今回、原茂ワイン様からご提供いただいたワインリストは以下の通りです。

原茂 勝沼甲州 2015
3年ぶりのリリース。2015年は、あまり良い年ではありませんが、仕上がりの良かった甲州を選んで醸造しました。柑橘系の香りがあり、とてもフレッシュです。後味の酸味がキレを感じさせてくれます。

ハラモ・甲州シュール・リー 2015
澱から旨味を取り入れるシュール・リー法は、フランスの技術ですが、今では甲州ワインでも普通に行われています。ベントナイトなど使用せずに生詰してあり、やや炭酸ガスを感じます。旨味の中にピリッとした清涼感があり、後味にはやや渋みもあります。

ハラモ・アルモノワール 2013
2012年が初リリース。カベルネ・ソーヴィニヨンとツヴァイゲルトレーベの交配品種。山梨県果樹試験場で交配されました。600本の少量生産です。フレンチオークから来る樽香が果実香を包んでいます。樽の使用期間は11カ月。後味のタンニンは、まろやかです。

ハラモ・ヴィンテージ メルロ 2012
自園のメルロ100%で、垣根式、棚を使った一文字短梢の二つの形で栽培。新樽を12カ月使用。カシスの香りに続き、新樽のロースト香があります。タンニンは優しいですが骨格があり熟成できるワインです。 

ハラモ・アジロン ロゼ 2015
アジロンダックは北米原産、ラブルスカ系のぶどうで典型的な甘い香りがします。イチゴの香りと言われています。同じ仲間で、コンコード、ナイヤガラが長野で多く作られています。甘い香りなので最後のデザートに良いワインです。 
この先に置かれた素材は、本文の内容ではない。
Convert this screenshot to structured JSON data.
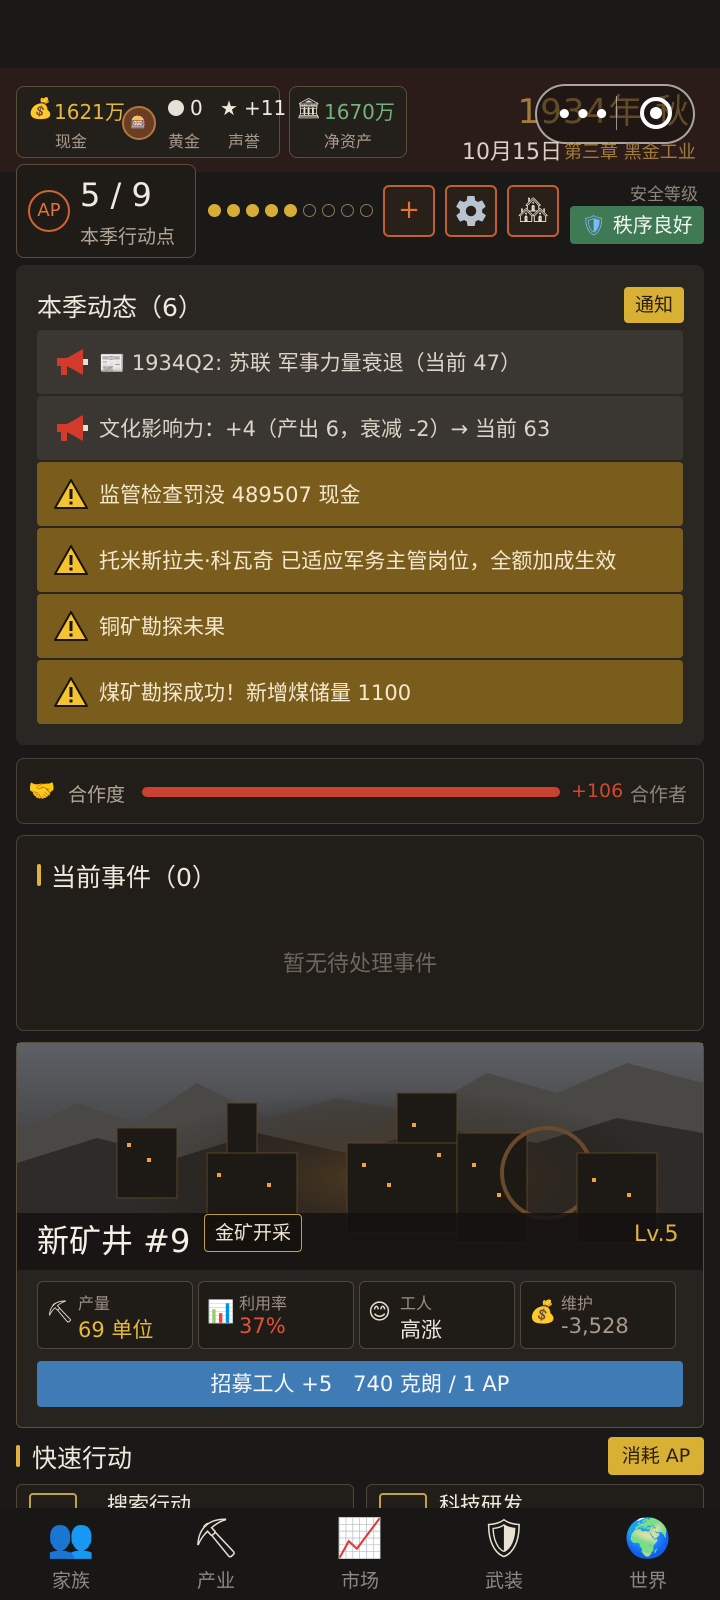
{
  "header": {
    "cash": "1621万",
    "cash_label": "现金",
    "gold": "0",
    "gold_label": "黄金",
    "reputation": "+11",
    "reputation_label": "声誉",
    "net_assets": "1670万",
    "net_assets_label": "净资产",
    "year_season": "1934年 秋",
    "date": "10月15日",
    "chapter": "第三章 黑金工业"
  },
  "action_points": {
    "badge": "AP",
    "value": "5 / 9",
    "label": "本季行动点",
    "filled": 5,
    "total": 9
  },
  "toolbar": {
    "add_label": "+",
    "settings_icon": "gear-icon",
    "home_icon": "house-icon",
    "security_title": "安全等级",
    "security_status": "秩序良好"
  },
  "feed": {
    "title": "本季动态（6）",
    "notice_label": "通知",
    "items": [
      {
        "type": "info",
        "text": "📰 1934Q2: 苏联 军事力量衰退（当前 47）"
      },
      {
        "type": "info",
        "text": "文化影响力：+4（产出 6，衰减 -2）→ 当前 63"
      },
      {
        "type": "warn",
        "text": "监管检查罚没 489507 现金"
      },
      {
        "type": "warn",
        "text": "托米斯拉夫·科瓦奇 已适应军务主管岗位，全额加成生效"
      },
      {
        "type": "warn",
        "text": "铜矿勘探未果"
      },
      {
        "type": "warn",
        "text": "煤矿勘探成功！新增煤储量 1100"
      }
    ]
  },
  "cooperation": {
    "label": "合作度",
    "value": "+106",
    "status": "合作者",
    "level": 1.0
  },
  "events": {
    "title": "当前事件（0）",
    "empty_text": "暂无待处理事件"
  },
  "mine": {
    "name": "新矿井 #9",
    "tag": "金矿开采",
    "level": "Lv.5",
    "stats": [
      {
        "label": "产量",
        "value": "69 单位",
        "icon": "pickaxe-icon"
      },
      {
        "label": "利用率",
        "value": "37%",
        "icon": "bar-chart-icon"
      },
      {
        "label": "工人",
        "value": "高涨",
        "icon": "smiley-icon"
      },
      {
        "label": "维护",
        "value": "-3,528",
        "icon": "money-bag-icon"
      }
    ],
    "recruit_label": "招募工人 +5　740 克朗 / 1 AP"
  },
  "quick_actions": {
    "title": "快速行动",
    "cost_label": "消耗 AP",
    "items": [
      "搜索行动",
      "科技研发"
    ]
  },
  "nav": [
    {
      "label": "家族",
      "icon": "family-icon"
    },
    {
      "label": "产业",
      "icon": "pickaxe-icon"
    },
    {
      "label": "市场",
      "icon": "chart-icon"
    },
    {
      "label": "武装",
      "icon": "shield-icon"
    },
    {
      "label": "世界",
      "icon": "globe-icon"
    }
  ],
  "colors": {
    "gold": "#e6b93c",
    "warn_row": "#7a5d1d",
    "accent_orange": "#d3642d",
    "safe_green": "#3f7a54",
    "recruit_blue": "#3f7cb5",
    "coop_red": "#c8422f"
  }
}
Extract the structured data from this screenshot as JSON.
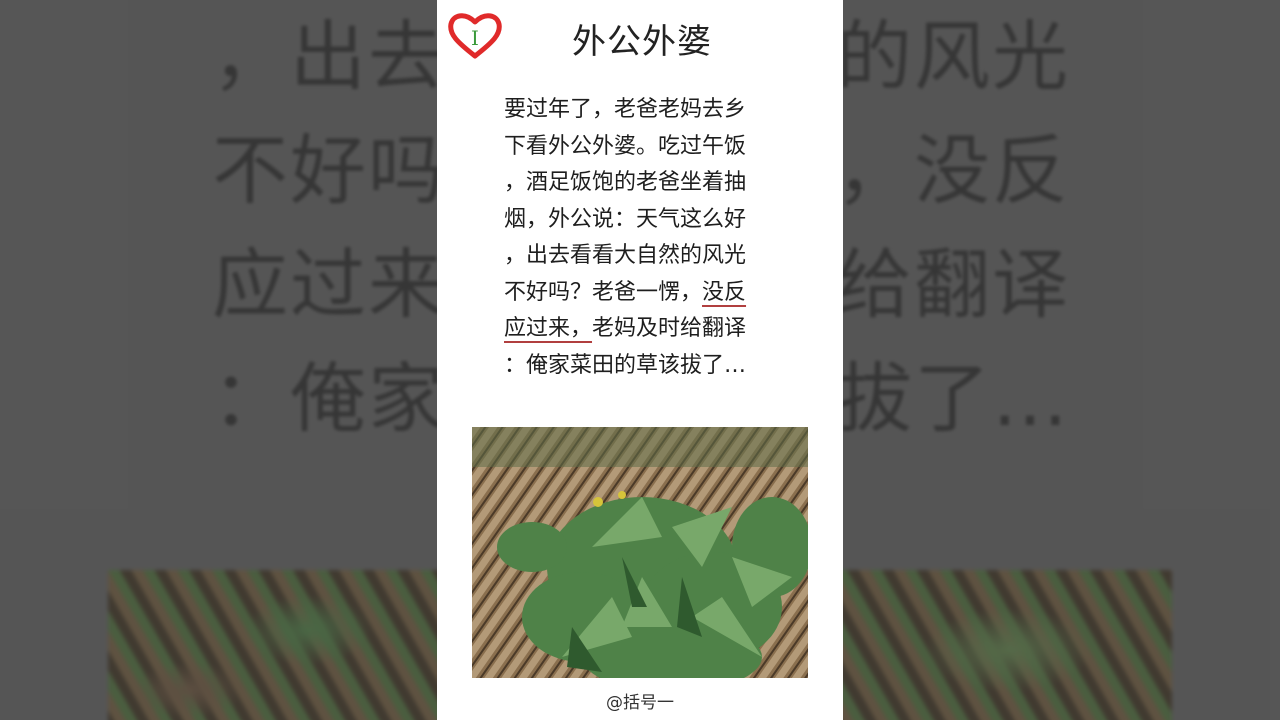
{
  "card": {
    "title": "外公外婆",
    "credit": "@括号一"
  },
  "story": {
    "lines": [
      "要过年了，老爸老妈去乡",
      "下看外公外婆。吃过午饭",
      "，酒足饭饱的老爸坐着抽",
      "烟，外公说：天气这么好",
      "，出去看看大自然的风光",
      "不好吗？老爸一愣，",
      "应过来，",
      "：俺家菜田的草该拔了…"
    ],
    "line6_underlined": "没反",
    "line7_rest": "老妈及时给翻译",
    "highlight_color": "#b13f3f"
  },
  "background": {
    "lines": [
      "，出去看看大自然的风光",
      "不好吗？老爸一愣，没反",
      "应过来，老妈及时给翻译",
      "：俺家菜田的草该拔了…"
    ]
  },
  "icons": {
    "logo": "heart-logo-icon"
  },
  "colors": {
    "logo_red": "#e02a2a",
    "logo_green": "#3a9a3a"
  }
}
山梨食材としては、ワインの搾りかすを飼料にしている甲州ワインビーフがメインでした。この甲州ワインビーフを生産をしている小林牧場と、販売をしている美郷の両方の代表取締役の小林様から、安心・安全な牛肉を育て食卓に届けている生産者の思いを語っていただきました。

また、もう一つの主役、甲府市中道町で栽培されているスイートコーン「きみひめ」の生産者、旬果市場の小林様は繁忙期のため急きょ参加いただけなくなり、直接お話をうかがうことはできませんでしたが、生でも、スープに入れても甘くおいしい「きみひめ」に、参加者から感嘆の声が上がっていました。

ワインには、人の心をひらく力があります。ワイン会で初めて同席された方も、原茂ワインと山梨食材とを楽しみながらお互いに交流し、ワイン会終了時間にはすっかり打ち解けて語り合っていました。

こうして楽しいひとときをすごし、第15回ワイン会は終了しました。